There were better swordsmen in England than he, but his skill was various, and he knew tricks of the trade which this primitive Norman could never have learnt. He had some touch of wit, some biting observation, and, as he neared the place of the encounter, he played upon the coming event with a mordant frivolity. Not by nature a brave man, he was so much a fatalist, such a worshipper of his star, that he had acquired an artificial courage which had served him well. The unschooled gentlemen with him roared with laughter at his sallies, and they came to the place of meeting as though to a summer feast.

“Good-morrow, nobility,” said Leicester with courtesy overdone, and bowing much too low. “Good-morrow, valentine,” answered Lempriere, flushing slightly at the disguised insult, and rising to the moment.

“I hear the crop of fools is short this year in Jersey, and through no fault of yours—you’ve done your best most loyally,” jeered Leicester, as he doffed his doublet, his gentlemen laughing in derision.

“‘Tis true enough, my lord, and I have come to find new seed in England, where are fools to spare; as I trust in Heaven one shall be spared on this very day for planting yonder.”

He was eaten with rage, but he was cool and steady.

He was now in his linen and small clothes and looked like some untrained Hercules.

“Well said, nobility,” laughed Leicester with an ugly look. “‘Tis seed time—let us measure out the seed. On guard!”

Never were two men such opposites, never two so seemingly ill-matched. Leicester’s dark face and its sardonic look, his lithe figure, the nervous strength of his bearing, were in strong contrast to the bulking breadth, the perspiring robustness of Lempriere of Rozel. It was not easy of belief that Lempriere should be set to fight this toreador of a fighting Court. But there they stood, Lempriere’s face with a great-eyed gravity looming above his rotund figure like a moon above a purple cloud. But huge and loose though the Seigneur’s motions seemed, he was as intent as though there were but two beings in the universe, Leicester and himself. A strange alertness seemed to be upon him, and, as Leicester found when the swords crossed, he was quicker than his bulk gave warrant.

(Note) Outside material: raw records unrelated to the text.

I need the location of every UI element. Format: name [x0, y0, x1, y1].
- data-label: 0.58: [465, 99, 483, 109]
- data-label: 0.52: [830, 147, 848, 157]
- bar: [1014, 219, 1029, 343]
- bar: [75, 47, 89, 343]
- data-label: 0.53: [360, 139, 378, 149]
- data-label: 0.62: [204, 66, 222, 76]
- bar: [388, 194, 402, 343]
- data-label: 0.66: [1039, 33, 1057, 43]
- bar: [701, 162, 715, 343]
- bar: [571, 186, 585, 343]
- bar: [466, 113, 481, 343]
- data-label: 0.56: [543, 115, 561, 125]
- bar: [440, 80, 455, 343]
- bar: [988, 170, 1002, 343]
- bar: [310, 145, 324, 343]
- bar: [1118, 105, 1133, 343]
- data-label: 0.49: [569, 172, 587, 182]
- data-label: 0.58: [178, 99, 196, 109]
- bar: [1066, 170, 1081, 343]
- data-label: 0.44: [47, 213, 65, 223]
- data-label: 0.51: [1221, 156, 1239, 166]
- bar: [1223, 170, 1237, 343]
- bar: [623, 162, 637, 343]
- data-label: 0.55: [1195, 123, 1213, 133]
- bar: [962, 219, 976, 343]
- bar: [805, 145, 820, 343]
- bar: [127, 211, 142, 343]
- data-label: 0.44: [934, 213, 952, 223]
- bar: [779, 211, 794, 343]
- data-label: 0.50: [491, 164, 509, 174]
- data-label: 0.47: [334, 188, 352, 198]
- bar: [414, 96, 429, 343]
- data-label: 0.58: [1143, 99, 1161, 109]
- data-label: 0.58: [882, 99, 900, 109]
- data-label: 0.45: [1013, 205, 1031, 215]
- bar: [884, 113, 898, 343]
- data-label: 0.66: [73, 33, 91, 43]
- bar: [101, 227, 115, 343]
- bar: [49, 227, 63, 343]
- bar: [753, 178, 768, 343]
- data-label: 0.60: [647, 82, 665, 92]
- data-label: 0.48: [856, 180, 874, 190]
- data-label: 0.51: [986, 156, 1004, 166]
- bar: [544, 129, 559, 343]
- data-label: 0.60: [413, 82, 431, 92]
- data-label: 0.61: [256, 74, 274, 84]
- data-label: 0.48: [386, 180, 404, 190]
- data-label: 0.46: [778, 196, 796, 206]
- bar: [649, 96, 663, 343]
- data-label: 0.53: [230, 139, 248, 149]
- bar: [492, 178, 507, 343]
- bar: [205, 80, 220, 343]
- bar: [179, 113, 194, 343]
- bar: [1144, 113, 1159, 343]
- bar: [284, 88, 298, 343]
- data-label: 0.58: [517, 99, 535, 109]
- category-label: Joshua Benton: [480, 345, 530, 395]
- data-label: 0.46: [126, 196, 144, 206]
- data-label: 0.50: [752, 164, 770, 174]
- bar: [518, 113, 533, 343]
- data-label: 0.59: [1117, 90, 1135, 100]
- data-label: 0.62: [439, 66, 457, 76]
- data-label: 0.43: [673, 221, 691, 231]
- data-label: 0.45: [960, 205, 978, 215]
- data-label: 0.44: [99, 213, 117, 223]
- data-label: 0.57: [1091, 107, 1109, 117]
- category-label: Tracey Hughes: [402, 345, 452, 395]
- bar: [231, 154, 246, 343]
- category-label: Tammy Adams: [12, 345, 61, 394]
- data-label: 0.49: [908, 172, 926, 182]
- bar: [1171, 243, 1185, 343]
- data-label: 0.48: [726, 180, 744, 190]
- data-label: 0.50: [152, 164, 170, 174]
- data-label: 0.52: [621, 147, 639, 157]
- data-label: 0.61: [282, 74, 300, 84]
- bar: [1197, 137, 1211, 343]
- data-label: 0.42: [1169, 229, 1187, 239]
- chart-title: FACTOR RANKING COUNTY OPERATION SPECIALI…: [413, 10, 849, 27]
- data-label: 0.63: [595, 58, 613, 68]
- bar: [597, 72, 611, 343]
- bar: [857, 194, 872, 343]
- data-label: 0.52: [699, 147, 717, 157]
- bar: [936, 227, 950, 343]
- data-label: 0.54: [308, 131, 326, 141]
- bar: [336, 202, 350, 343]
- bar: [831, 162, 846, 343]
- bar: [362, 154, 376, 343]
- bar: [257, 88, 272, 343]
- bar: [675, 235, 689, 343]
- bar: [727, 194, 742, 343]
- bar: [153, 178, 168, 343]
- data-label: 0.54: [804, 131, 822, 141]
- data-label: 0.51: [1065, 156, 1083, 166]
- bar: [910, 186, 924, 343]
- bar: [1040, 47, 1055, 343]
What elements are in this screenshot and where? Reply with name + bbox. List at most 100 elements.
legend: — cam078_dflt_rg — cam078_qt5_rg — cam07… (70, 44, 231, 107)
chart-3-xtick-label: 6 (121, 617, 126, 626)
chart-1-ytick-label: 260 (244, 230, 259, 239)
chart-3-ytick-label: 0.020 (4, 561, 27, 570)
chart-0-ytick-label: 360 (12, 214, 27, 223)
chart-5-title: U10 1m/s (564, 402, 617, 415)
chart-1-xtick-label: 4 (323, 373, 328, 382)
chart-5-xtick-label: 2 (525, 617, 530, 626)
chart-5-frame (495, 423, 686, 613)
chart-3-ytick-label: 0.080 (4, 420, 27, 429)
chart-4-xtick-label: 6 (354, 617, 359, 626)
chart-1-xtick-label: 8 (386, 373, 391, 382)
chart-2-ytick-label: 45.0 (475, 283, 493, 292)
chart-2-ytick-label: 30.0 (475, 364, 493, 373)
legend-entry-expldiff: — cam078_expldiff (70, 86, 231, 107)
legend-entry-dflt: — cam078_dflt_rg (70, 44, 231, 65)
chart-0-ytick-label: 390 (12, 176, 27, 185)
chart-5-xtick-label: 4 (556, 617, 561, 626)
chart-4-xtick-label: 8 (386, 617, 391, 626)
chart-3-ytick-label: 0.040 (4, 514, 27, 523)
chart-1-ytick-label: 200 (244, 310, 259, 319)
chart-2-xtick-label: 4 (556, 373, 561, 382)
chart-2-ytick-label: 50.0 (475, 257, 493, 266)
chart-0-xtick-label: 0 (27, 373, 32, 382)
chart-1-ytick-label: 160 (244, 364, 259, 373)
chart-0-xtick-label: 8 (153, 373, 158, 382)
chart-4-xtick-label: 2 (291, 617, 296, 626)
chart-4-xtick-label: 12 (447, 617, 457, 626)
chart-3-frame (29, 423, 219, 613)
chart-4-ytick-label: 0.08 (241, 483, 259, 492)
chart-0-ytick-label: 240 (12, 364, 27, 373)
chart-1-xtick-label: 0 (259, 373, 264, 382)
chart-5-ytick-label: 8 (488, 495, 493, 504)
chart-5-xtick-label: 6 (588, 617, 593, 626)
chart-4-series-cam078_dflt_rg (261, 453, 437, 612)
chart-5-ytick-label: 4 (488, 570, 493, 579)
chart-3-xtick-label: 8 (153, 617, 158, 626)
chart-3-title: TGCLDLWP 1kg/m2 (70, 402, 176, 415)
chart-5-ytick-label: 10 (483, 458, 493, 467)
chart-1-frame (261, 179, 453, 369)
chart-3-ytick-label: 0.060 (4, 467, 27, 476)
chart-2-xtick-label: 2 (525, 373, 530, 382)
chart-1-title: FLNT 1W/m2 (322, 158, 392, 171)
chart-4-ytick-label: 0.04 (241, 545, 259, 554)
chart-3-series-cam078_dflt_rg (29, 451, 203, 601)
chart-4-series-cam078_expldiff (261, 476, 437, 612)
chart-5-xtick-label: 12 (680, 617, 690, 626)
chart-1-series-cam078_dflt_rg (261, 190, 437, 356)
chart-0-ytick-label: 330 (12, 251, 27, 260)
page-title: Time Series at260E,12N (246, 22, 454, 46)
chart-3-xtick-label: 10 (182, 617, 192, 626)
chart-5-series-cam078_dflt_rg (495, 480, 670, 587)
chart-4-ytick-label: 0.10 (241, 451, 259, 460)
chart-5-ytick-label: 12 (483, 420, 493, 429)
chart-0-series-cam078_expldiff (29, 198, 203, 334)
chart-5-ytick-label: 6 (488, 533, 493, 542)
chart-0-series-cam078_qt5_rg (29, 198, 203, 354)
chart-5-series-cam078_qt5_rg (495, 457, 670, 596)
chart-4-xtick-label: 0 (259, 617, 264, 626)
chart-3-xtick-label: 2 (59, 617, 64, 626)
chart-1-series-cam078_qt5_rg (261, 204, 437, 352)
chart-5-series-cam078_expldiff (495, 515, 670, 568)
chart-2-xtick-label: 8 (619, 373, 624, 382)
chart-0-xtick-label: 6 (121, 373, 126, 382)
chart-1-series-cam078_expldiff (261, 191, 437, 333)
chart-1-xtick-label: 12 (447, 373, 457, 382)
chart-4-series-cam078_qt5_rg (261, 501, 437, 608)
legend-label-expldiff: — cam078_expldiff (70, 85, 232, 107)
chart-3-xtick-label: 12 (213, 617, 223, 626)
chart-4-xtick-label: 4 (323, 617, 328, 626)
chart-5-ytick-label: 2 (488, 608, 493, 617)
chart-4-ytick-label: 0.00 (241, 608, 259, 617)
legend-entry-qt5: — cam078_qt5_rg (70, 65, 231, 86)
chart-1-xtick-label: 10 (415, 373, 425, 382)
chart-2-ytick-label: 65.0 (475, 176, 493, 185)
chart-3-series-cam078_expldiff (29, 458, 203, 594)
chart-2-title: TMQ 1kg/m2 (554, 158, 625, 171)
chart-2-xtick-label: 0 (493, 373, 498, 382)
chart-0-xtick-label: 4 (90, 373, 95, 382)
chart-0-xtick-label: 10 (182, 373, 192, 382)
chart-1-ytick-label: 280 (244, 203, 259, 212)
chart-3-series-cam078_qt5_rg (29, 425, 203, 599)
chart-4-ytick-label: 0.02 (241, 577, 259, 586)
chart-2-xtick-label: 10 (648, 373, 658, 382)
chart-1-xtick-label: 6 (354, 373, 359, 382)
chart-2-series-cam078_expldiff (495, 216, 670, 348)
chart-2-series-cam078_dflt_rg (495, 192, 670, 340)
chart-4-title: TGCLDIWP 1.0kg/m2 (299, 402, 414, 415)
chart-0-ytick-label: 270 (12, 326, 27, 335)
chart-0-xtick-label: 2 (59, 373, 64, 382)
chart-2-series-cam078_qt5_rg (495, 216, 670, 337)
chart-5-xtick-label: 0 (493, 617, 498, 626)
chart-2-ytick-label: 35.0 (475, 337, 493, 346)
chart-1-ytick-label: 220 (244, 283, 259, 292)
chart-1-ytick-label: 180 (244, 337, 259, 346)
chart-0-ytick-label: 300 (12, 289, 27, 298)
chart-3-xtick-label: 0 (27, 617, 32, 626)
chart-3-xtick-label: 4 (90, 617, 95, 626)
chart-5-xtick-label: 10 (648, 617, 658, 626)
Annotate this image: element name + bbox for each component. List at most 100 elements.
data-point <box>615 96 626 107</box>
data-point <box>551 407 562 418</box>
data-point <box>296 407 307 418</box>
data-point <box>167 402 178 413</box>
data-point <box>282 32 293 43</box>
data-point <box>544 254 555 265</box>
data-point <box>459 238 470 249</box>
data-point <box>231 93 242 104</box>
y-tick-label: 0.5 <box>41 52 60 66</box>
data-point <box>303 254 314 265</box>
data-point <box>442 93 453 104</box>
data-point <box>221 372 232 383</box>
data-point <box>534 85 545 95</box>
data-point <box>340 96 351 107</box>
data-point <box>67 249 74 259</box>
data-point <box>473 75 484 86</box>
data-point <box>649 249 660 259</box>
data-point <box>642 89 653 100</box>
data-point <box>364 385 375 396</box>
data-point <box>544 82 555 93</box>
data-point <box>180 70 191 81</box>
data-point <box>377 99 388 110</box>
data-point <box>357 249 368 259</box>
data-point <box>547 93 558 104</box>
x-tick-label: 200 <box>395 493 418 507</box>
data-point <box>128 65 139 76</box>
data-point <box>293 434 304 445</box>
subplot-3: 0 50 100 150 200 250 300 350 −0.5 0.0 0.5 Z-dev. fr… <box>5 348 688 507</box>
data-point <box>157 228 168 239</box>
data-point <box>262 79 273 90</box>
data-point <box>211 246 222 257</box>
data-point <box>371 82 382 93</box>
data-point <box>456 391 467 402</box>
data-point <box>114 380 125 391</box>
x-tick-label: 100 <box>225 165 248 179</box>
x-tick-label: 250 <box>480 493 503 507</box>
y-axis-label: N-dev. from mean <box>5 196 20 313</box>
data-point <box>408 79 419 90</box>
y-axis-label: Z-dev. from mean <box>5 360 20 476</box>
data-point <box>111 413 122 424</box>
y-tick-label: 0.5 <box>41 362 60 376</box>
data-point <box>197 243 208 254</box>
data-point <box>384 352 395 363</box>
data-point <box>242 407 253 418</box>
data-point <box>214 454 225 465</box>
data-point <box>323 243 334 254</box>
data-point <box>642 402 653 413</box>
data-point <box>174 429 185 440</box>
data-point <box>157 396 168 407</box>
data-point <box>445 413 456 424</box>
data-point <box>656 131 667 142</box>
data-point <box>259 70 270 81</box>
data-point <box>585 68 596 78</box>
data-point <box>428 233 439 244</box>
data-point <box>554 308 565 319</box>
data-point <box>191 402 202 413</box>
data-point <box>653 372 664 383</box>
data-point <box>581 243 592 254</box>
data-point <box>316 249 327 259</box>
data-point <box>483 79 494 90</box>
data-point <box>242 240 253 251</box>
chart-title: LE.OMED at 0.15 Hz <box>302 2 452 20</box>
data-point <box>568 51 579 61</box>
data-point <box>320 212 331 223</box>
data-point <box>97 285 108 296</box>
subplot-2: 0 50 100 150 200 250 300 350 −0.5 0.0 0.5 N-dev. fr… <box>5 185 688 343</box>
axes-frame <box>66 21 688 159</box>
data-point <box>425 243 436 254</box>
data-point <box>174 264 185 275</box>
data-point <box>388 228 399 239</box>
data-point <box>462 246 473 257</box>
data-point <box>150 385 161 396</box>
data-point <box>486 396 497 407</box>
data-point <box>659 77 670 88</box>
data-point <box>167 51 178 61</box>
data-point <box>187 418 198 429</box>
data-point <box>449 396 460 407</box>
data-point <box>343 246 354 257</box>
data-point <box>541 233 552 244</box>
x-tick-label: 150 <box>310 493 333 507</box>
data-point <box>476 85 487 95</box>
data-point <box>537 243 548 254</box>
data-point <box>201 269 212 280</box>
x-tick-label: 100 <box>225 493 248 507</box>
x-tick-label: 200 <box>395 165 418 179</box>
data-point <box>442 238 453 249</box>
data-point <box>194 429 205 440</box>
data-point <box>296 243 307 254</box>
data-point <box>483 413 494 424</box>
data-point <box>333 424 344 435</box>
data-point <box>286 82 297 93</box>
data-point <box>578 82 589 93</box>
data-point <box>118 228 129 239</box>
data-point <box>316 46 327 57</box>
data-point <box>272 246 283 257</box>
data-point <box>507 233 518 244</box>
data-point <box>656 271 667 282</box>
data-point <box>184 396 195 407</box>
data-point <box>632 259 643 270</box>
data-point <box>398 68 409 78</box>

His perfect health made his vision sure; and, though not a fine swordsman, he had done much fighting in his time, had been ever ready for the touch of steel; and had served some warlike days in fighting France, where fate had well befriended him. That which Leicester meant should be by-play of a moment became a full half-hour’s desperate game. Leicester found that the thrust—the fatal thrust learned from an Italian master—he meant to give, was met by a swift precision, responding to quick vision. Again and again he would have brought the end, but Lempriere heavily foiled him. The wound which the Seigneur got at last, meant to be mortal, was saved from that by the facility of a quick apprehension. Indeed, for a time the issue had seemed doubtful, for the endurance and persistence of the Seigneur made for exasperation and recklessness in his antagonist, and once blood was drawn from the wrist of the great man; but at length Lempriere went upon the aggressive. Here he erred, for Leicester found the chance for which he had manoeuvred—to use the feint and thrust got out of Italy. He brought his enemy low, but only after a duel the like of which had never been seen at the Court of England. The toreador had slain his bull at last, but had done no justice to his reputation. Never did man more gallantly sustain his honour with heaviest odds against him than did the Seigneur of Rozel that day.

As he was carried away by the merry gentlemen of the Court, he called back to the favourite:

“Leicester is not so great a swordsman after all. Hang fast to your honours by the skin of your teeth, my lord.”